The Bank of England’s Monetary Policy Committee met on 21st September and opted to hold interest rates at 5.25% following a surprise fall in inflation.
Economists at the bank voted 5-4 in favour of holding the rate at 5.25%, with those opposing the decision calling for a 0.25 percentage point rise. The decision was the first time the MPC has voted not to increase the Bank’s base rate since December 2021.
Ahead of Thursday’s decision, financial markets had been confident of a small increase in interest rates. However, the ONS unexpectedly revealed a slight fall in inflation in August which saw predictions change to roughly 50-50 between holding rates steady or a slight rise. Making adjustments to interest rates is the key tool available to the Bank of England to return inflation, currently 6.7%, to its 2% target level. Predictions by the Bank’s economists now expect inflation to return to 2% by the first half of 2025.
The Bank of England also revealed that it estimated UK GDP to have fallen 0.5% in July, and that growth would be slower than expected during the second half of 2023, further prompting the MPC to maintain the current level of interest rates, as making borrowing more expensive impacts the ability of businesses and consumers to spend money in the economy. The impact of rising interest rates on consumers, particularly those facing rapid rises in mortgage repayments, has seen demonstrators converge outside the Bank of England this morning to protest against further rate rises.
The Bank’s comments on its outlook for the UK economy have also seen the value of the pound fall against the US dollar to its lowest level in six months.

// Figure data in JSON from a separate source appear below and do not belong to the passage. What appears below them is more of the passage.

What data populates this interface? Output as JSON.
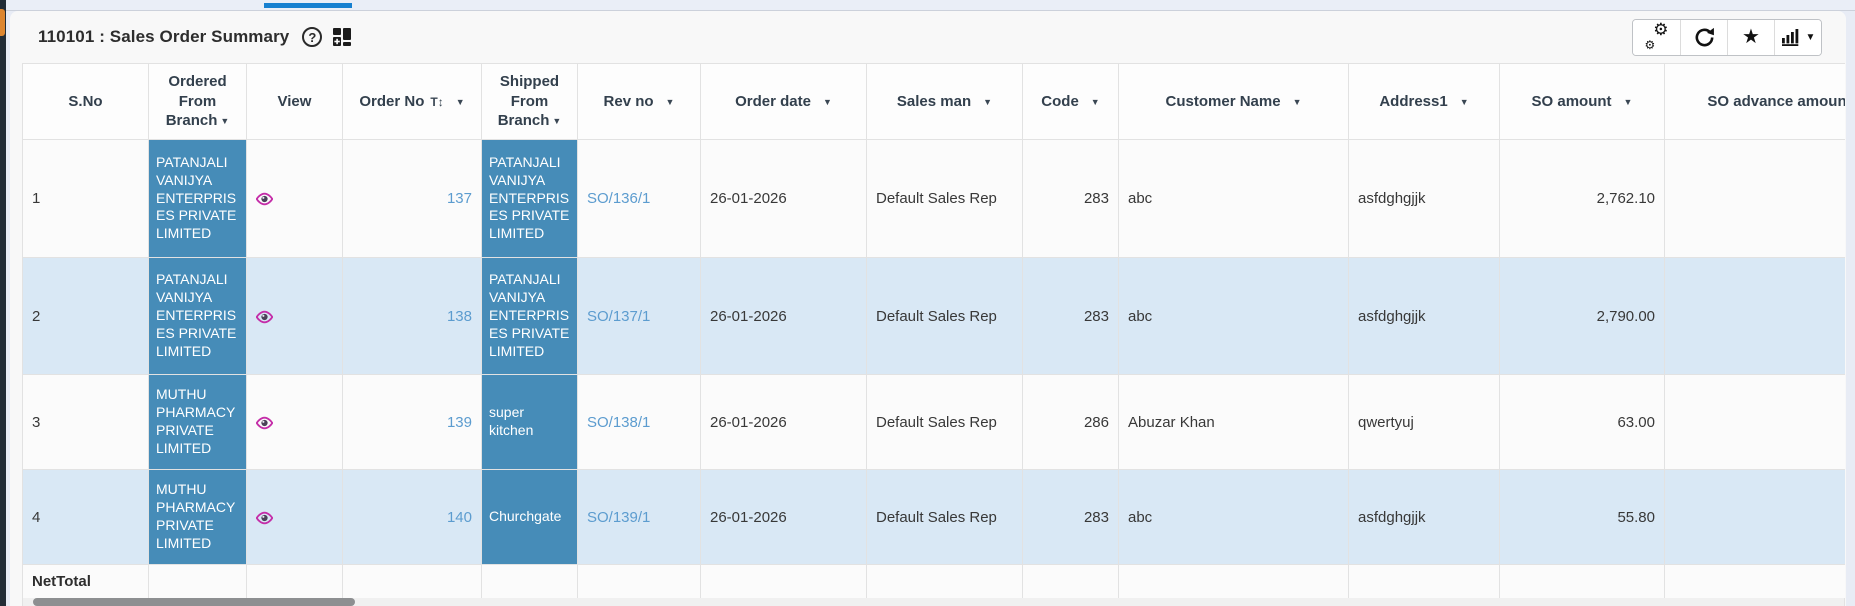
{
  "header": {
    "title": "110101 : Sales Order Summary",
    "help_icon_glyph": "?",
    "toolbar": {
      "buttons": [
        {
          "name": "settings",
          "icon": "gears-icon"
        },
        {
          "name": "refresh",
          "icon": "refresh-icon"
        },
        {
          "name": "favorite",
          "icon": "star-icon"
        },
        {
          "name": "chart-view",
          "icon": "bar-chart-icon",
          "has_dropdown": true
        }
      ]
    }
  },
  "table": {
    "columns": [
      {
        "key": "sno",
        "label": "S.No",
        "variant": "text",
        "align": "left",
        "caret": false
      },
      {
        "key": "ordered_from",
        "label": "Ordered From Branch",
        "variant": "branch",
        "align": "left",
        "caret": true,
        "caret_inline": true
      },
      {
        "key": "view",
        "label": "View",
        "variant": "eye",
        "align": "left",
        "caret": false
      },
      {
        "key": "order_no",
        "label": "Order No",
        "variant": "link",
        "align": "right",
        "caret": true,
        "text_sort": true
      },
      {
        "key": "shipped_from",
        "label": "Shipped From Branch",
        "variant": "branch",
        "align": "left",
        "caret": true,
        "caret_inline": true
      },
      {
        "key": "rev_no",
        "label": "Rev no",
        "variant": "link",
        "align": "left",
        "caret": true
      },
      {
        "key": "order_date",
        "label": "Order date",
        "variant": "text",
        "align": "left",
        "caret": true
      },
      {
        "key": "sales_man",
        "label": "Sales man",
        "variant": "text",
        "align": "left",
        "caret": true
      },
      {
        "key": "code",
        "label": "Code",
        "variant": "text",
        "align": "right",
        "caret": true
      },
      {
        "key": "customer",
        "label": "Customer Name",
        "variant": "text",
        "align": "left",
        "caret": true
      },
      {
        "key": "address1",
        "label": "Address1",
        "variant": "text",
        "align": "left",
        "caret": true
      },
      {
        "key": "so_amount",
        "label": "SO amount",
        "variant": "text",
        "align": "right",
        "caret": true
      },
      {
        "key": "so_advance",
        "label": "SO advance amount",
        "variant": "text",
        "align": "right",
        "caret": false
      }
    ],
    "rows": [
      {
        "sno": "1",
        "ordered_from": "PATANJALI VANIJYA ENTERPRISES PRIVATE LIMITED",
        "order_no": "137",
        "shipped_from": "PATANJALI VANIJYA ENTERPRISES PRIVATE LIMITED",
        "rev_no": "SO/136/1",
        "order_date": "26-01-2026",
        "sales_man": "Default Sales Rep",
        "code": "283",
        "customer": "abc",
        "address1": "asfdghgjjk",
        "so_amount": "2,762.10",
        "so_advance": ""
      },
      {
        "sno": "2",
        "ordered_from": "PATANJALI VANIJYA ENTERPRISES PRIVATE LIMITED",
        "order_no": "138",
        "shipped_from": "PATANJALI VANIJYA ENTERPRISES PRIVATE LIMITED",
        "rev_no": "SO/137/1",
        "order_date": "26-01-2026",
        "sales_man": "Default Sales Rep",
        "code": "283",
        "customer": "abc",
        "address1": "asfdghgjjk",
        "so_amount": "2,790.00",
        "so_advance": ""
      },
      {
        "sno": "3",
        "ordered_from": "MUTHU PHARMACY PRIVATE LIMITED",
        "order_no": "139",
        "shipped_from": "super kitchen",
        "rev_no": "SO/138/1",
        "order_date": "26-01-2026",
        "sales_man": "Default Sales Rep",
        "code": "286",
        "customer": "Abuzar Khan",
        "address1": "qwertyuj",
        "so_amount": "63.00",
        "so_advance": ""
      },
      {
        "sno": "4",
        "ordered_from": "MUTHU PHARMACY PRIVATE LIMITED",
        "order_no": "140",
        "shipped_from": "Churchgate",
        "rev_no": "SO/139/1",
        "order_date": "26-01-2026",
        "sales_man": "Default Sales Rep",
        "code": "283",
        "customer": "abc",
        "address1": "asfdghgjjk",
        "so_amount": "55.80",
        "so_advance": ""
      }
    ],
    "net_total_label": "NetTotal"
  },
  "colors": {
    "branch_cell_bg": "#468cb8",
    "stripe_row_bg": "#d9e8f5",
    "link_text": "#5c9ccf",
    "top_indicator": "#1780d0",
    "accent_orange": "#dd8630"
  }
}
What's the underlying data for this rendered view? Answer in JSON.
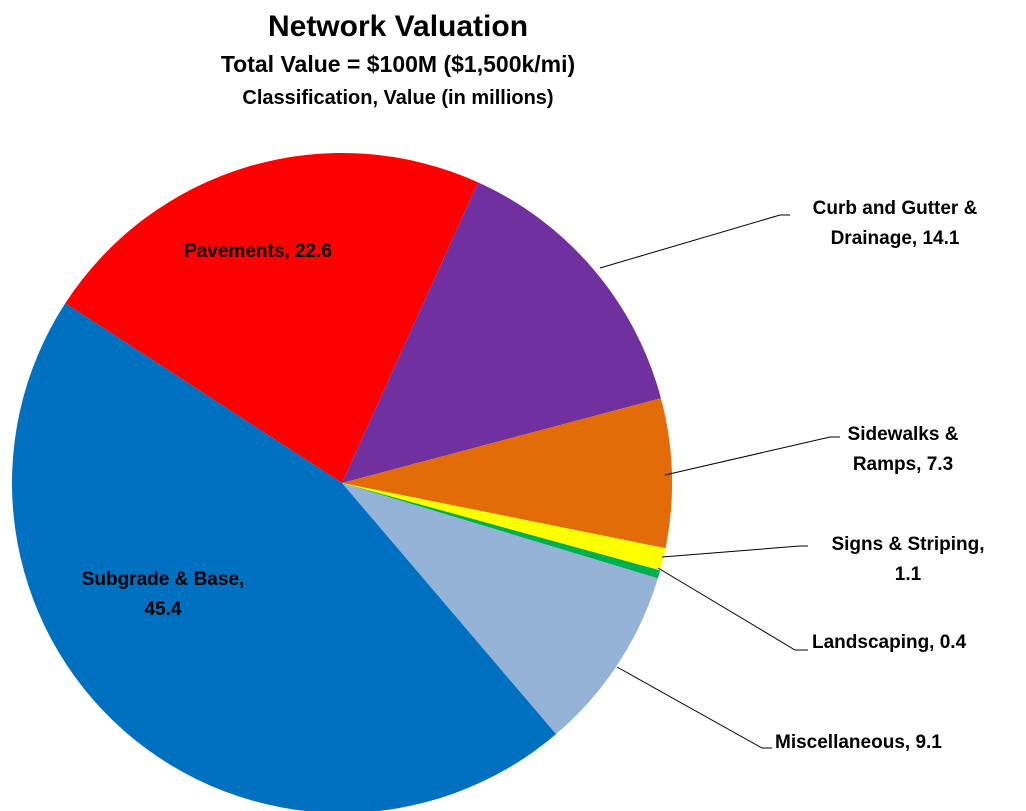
{
  "chart_data": {
    "type": "pie",
    "title": "Network Valuation",
    "subtitle": "Total Value = $100M ($1,500k/mi)",
    "caption": "Classification, Value (in millions)",
    "values": [
      22.6,
      14.1,
      7.3,
      1.1,
      0.4,
      9.1,
      45.4
    ],
    "value_labels": [
      [
        "Pavements, 22.6"
      ],
      [
        "Curb and Gutter &",
        "Drainage, 14.1"
      ],
      [
        "Sidewalks &",
        "Ramps, 7.3"
      ],
      [
        "Signs & Striping,",
        "1.1"
      ],
      [
        "Landscaping, 0.4"
      ],
      [
        "Miscellaneous, 9.1"
      ],
      [
        "Subgrade & Base,",
        "45.4"
      ]
    ],
    "colors": [
      "#ff0000",
      "#7030a0",
      "#e36c09",
      "#ffff00",
      "#00b050",
      "#95b3d7",
      "#0070c0"
    ]
  }
}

Other central banks in developed economies around the world have also made decisions on interest rates on the same day as in the UK (21st September). Across the North Sea, both Norway and Sweden have opted for a 0.25 percentage point rise to 4.25% and 4% respectively. Elsewhere in Europe, the Swiss National Bank has kept its interest rates held at 1.75%, defying predictions of a rise, while Turkey has raised its base interest rate by 5 percentage points to 30% as double-digit persists. The Taiwanese central bank has also held its interest rate at 1.875% as the export-reliant country faces an economic slowdown as a result of drops in consumer spending in the West.